Here are some notes of a course I went to last Saturday on making simple photobook structures. The course was organised by London Independent Photography and was run by Clare Bryan. Clare was a really knowledgeable and helpful tutor, who helped us learn the basics of making simple structures as well as opening our eyes to the creative possibilities of these structures. Clare has an MA in Book Arts from Camberwell College of Art (1997-98). She is a member of ‘FOLD’, a group of four artists working with a combined interest in print and book arts. She has been teaching since 1997 and currently teaches at The City Literary Institute in London. Her work is in both private and public collections, including Yale Centre for British Art, Tate Library and The Government Art Collection.

We started by making a range of simple folded book structures. It was a bit of a revelation to me that with little other than a ruler and craft knife you can make structures that open a range of creative and presentational possibilities. The structure below for example offers possibilities for juxtaposition of images as well as the interplay of internal and external spaces. it could be used with combinations of colours or patterns (I thought about some of my house pictures with patterned details, or seasonal images) or the internal spaces could have internal and the outside external imagery, and so on. Folded structures can be used as normal books and stored flat or in bookshelves, but also offer up a range of options such as a more sculptural 3D display.

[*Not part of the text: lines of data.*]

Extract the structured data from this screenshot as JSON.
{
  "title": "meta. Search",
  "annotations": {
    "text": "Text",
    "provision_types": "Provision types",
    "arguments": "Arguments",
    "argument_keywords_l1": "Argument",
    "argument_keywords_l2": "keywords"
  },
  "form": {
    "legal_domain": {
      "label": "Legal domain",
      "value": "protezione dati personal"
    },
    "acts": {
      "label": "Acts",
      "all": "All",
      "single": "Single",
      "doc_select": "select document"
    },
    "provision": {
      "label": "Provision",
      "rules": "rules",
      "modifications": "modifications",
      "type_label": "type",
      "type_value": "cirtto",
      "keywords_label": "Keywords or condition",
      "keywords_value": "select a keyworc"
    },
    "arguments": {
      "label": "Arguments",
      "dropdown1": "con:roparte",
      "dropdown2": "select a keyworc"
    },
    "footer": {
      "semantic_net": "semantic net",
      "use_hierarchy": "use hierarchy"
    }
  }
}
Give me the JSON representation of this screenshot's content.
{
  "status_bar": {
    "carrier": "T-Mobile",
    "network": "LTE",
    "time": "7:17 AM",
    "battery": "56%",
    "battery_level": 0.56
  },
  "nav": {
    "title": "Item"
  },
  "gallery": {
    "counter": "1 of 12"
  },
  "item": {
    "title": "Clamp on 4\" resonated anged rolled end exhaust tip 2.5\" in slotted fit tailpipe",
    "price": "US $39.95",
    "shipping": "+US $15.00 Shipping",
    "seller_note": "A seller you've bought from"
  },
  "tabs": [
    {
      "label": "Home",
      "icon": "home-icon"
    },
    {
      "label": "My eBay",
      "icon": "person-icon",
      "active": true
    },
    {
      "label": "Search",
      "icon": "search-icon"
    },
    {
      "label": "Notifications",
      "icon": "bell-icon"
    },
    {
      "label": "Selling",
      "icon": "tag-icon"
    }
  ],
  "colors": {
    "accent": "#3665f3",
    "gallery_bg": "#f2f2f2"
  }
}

We followed the folded structures with simple three hole stitched books with a variety of cover options, and finally on to stitched Japanese slab bindings – that’s what we’re working on in the top picture. You can see from the expression on people’s faces that it was an engrossing session. I really liked the tactile qualities of the little books and the low-fi technology. It made me think of the simple pleasure of making things that I remember from childhood, and it was particularly interesting to me that this simplicity can be a vehicle for quite sophisticated ideas and imagery. The skills we covered are the basic building blocks for book-making. They can be combined and elaborated on to make larger and more complex books but I feel I left with a good overall understanding of the basic principles, which I can build on in due course.

I ended the day with six little booklets which I will be filling in months to come. One is the perfect size for my twelve winter images for Landscape Assignment One. I'll be experimenting with a variety of ways of presenting pictures over the next few months and this will be a welcome (cheap) addition to the range of options. As well as being useful for experimental purposes there is the option to take the thinking further and make more sophisticated artist's books – that is, books where each aspect - structure, cover, paper, printing, colour, etc - is carefully considered and contributes to the whole experience.

We looked at a range of books brought in by Clare and by other members. These covered a gamut from books made to record a memory of a beloved place or person, through simple concertina or flick books, to complex design constructs involving bespoke printing and lettering, cutting and imprinting processes. Clare showed a number of her own books, which use complicated cut-outs to draw us into into an exploration of an image, gradually revealing the whole. Her work often starts from a photographic original which becomes a temple for the final paper design.

Overall I would say this was a very successful event for me personally. Lots of food for thought and ideas that I hope to develop further in the year to come. At £39 for six hours’ intense tuition in Central London it was a bit of a bargain. It was really good to meet other photographers working in London and nearby and to spend time in such a friendly and supportive atmosphere. I’m a relatively recent LIP member and not too active currently but hope to get more involved and get to know fellow members better in future. If you live in London or nearby do check out the LIP website for events and membership details – maybe I’ll meet you at some future session.